她早上只吃了紫甘蓝和水煮蛋,中午是藜麦沙拉。
到了现在,已经饿得前胸贴后背了。
难得没有任何镜头和经纪人在旁边盯着,回到老家,贝雨微决定放纵一次。
她先在巷口买了一串咖喱鱼蛋,一边走一边咬着吃。
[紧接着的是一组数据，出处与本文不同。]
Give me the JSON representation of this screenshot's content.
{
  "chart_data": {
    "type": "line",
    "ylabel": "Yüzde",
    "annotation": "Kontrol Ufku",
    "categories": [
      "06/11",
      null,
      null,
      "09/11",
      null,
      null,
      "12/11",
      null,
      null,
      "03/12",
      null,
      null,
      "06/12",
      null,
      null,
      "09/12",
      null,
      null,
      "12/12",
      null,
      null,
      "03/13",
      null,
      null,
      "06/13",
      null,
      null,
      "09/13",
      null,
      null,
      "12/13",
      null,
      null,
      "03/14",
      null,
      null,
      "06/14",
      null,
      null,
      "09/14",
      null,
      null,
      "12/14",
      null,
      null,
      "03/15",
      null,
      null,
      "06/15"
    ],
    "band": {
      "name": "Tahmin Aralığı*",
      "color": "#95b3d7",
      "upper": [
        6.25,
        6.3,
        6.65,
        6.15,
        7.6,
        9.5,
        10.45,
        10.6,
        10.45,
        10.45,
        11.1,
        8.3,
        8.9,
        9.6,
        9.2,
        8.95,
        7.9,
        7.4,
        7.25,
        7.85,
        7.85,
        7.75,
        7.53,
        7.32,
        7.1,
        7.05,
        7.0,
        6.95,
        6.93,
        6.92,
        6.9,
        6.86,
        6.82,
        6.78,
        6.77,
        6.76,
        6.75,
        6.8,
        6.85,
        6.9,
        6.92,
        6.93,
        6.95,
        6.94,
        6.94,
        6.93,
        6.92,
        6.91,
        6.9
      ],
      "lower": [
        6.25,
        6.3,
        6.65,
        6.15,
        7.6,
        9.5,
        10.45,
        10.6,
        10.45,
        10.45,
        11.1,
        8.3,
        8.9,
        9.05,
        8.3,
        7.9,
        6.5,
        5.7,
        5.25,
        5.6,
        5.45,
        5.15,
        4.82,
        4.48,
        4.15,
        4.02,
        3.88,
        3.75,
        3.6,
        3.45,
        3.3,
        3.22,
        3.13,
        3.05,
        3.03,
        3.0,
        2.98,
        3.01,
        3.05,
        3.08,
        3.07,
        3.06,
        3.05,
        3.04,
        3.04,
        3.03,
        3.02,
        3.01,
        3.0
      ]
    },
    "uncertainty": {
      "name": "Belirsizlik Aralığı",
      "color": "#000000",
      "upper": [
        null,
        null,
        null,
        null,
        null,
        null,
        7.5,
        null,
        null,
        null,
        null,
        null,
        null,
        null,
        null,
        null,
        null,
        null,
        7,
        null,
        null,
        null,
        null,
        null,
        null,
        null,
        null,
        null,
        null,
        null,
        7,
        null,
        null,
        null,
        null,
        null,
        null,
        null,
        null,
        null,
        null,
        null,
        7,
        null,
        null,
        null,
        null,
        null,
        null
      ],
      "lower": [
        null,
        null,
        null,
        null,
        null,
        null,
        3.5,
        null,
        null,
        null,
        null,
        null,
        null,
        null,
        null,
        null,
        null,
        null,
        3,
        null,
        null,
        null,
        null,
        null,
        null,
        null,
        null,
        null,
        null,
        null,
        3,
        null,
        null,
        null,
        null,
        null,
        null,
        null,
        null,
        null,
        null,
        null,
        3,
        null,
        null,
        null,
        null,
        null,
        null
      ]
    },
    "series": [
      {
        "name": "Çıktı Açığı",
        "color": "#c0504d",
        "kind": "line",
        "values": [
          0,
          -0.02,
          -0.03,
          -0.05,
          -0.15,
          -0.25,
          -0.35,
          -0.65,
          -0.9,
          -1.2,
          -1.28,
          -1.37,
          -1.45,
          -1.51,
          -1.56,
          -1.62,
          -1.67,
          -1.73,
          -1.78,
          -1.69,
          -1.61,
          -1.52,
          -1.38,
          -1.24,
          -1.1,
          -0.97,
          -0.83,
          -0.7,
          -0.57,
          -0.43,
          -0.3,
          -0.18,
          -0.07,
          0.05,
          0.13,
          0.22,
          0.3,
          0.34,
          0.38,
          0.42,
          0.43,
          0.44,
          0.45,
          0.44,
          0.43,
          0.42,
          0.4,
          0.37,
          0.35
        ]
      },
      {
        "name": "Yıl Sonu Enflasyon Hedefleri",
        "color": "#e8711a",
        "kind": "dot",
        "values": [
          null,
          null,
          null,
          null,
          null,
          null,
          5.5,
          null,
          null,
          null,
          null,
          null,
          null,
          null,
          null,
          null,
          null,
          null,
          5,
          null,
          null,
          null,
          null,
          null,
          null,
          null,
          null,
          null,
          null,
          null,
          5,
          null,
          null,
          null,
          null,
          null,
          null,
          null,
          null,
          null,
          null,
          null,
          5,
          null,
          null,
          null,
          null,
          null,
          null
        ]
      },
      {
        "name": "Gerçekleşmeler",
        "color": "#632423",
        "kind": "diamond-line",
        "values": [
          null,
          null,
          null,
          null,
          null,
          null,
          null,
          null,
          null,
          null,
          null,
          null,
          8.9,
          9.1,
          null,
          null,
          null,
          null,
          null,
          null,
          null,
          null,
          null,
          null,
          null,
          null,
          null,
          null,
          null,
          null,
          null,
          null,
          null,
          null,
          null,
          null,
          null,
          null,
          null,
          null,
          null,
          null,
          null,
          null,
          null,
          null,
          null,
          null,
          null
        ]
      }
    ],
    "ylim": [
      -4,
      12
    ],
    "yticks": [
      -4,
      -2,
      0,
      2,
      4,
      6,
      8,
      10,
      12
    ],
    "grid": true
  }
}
接着又买了份热气腾腾的萝卜牛杂,蘸着甜酱,美滋滋地站在路边吃完了。
在这条没人认识她的街上,她久违地感受到了一种轻松。
不用摆表情,不用控制角度,也不用担心哪一个镜头不够漂亮。
顺着巷子往里走,最后她在一家糖水铺前停下了脚步。
门脸不大,白底红字的旧招牌,被风吹雨淋得有些褪色。
店里坐着几桌街坊。
有人在吃绿豆沙,有人在喝凉茶,还有两个阿叔坐在门口聊天,脚边搁着一把蒲扇。
柜台后面,是个头发花白的老太太。
她戴着老花镜,手里拿着勺子,正慢慢给一碗红豆沙加椰奶。